Beginning on May 25, 2018, the GDPR (General Data Protection Regulation) goes live and bring with it tough new data protection rules that will directly affect all the companies.
The GDPR require you to review and update how you collect, store and process the personal information of your attendees, members, and service providers.
You will need to demonstrate that you and your partners are in compliance with the GDPR. This means that you need to know that your event management company, or others that you share data with, is in compliance.
Here is a quick look at some of the new rules (this is just an overview, there are pages and pages of new rules):
- Consent to Share – This means that there needs to be “clear affirmative action” before consent to share data is established. No more pre-ticked boxes stating that attendees accept the terms and conditions. They have to check the box themselves.
- Transparency – You need to be ready to share with your attendees in detail how their data will be used, where it is being stored, how long do you intend to keep it, and what you are doing to make sure that it is safe.
- Lawful Processing – Basically, you need a valid reason to be collecting the data but you can know more here.

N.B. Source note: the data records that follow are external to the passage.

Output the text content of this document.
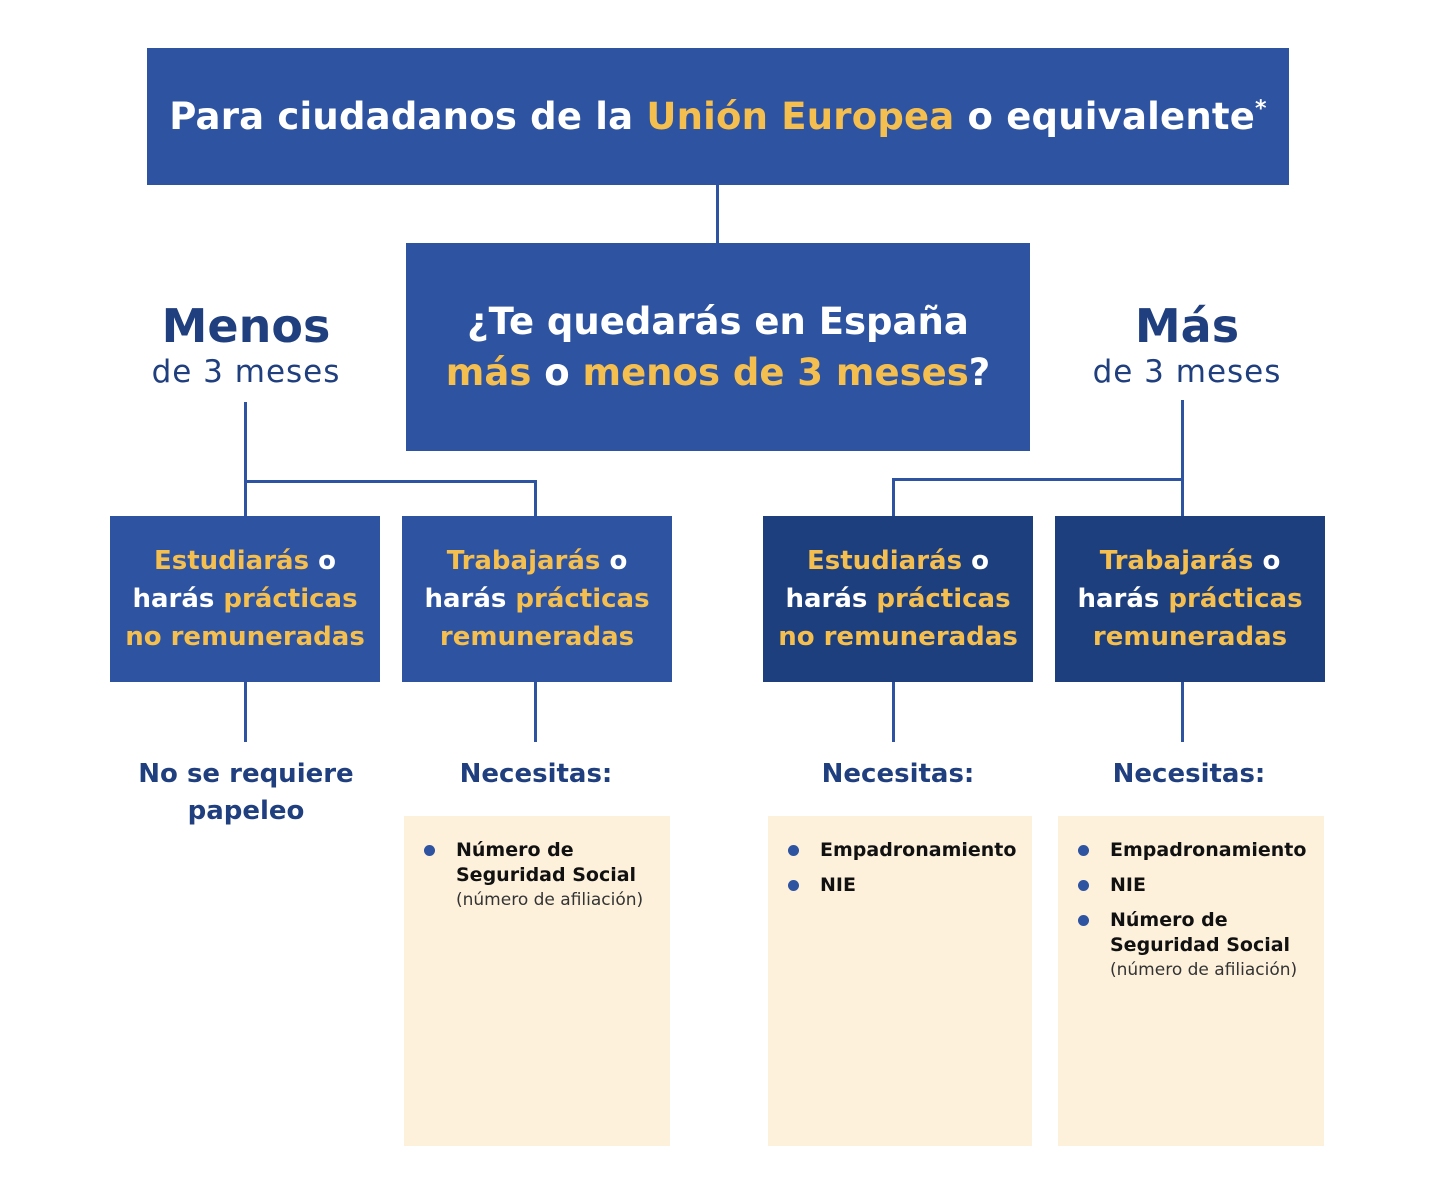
Para ciudadanos de la Unión Europea o equivalente*
¿Te quedarás en España
más o menos de 3 meses?
Menos
de 3 meses
Más
de 3 meses
Estudiarás o
harás prácticas
no remuneradas
Trabajarás o
harás prácticas
remuneradas
Estudiarás o
harás prácticas
no remuneradas
Trabajarás o
harás prácticas
remuneradas
No se requiere
papeleo
Necesitas:	Necesitas:	Necesitas:
Número de
Seguridad Social
(número de afiliación)
Empadronamiento
NIE
Empadronamiento
NIE
Número de
Seguridad Social
(número de afiliación)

- Privacy First – Your daily operations must now be privacy first. You must downsize the amount of data you hold on attendees and you must default to the best privacy settings in all of your technology.
- Hack and breach notifications – You have 72 hours to notify regulators and the affected individuals in the event of a data privacy breach where there is a risk of harm to individuals.
- Access to Info – Individuals can access their personal data, have the right to know how that data is being used, and you have a shorter time to respond to their requests for information. There is also a new “right of erasure” and “right of data portability” which means that if they write to you and say “erase my data”, you have just to erase their data (an exception to this is transaction records, of course, if they bought a registration, you don’t have to erase the transaction details).
- Accountability – You must now be ready to prove that you are complying with the GDPR. Document what you do and how you do it.
- Data Protection Officer – You must now have one. It just has to be one person to rule them all and who knows what you are doing inside and out. You can even outsource if you must.
- Penalties – The fines will be huge because they want you to actually do the right thing and be accountable.
- Non-Traditional Items – Yes, it is primarily computers, networks, and the web that we are talking about but there are other places attendee data lives in electronic form. Name badges, lanyards, and ID Card printer ribbons are just a few things to consider.
GDPR is a serious matter, but at the bottom line, it’s about individual rights and communication. Yes, businesses must be aware of the rules and the penalties for non-compliance – but it will help to see the opportunities in doing so, and the brand value that can be built.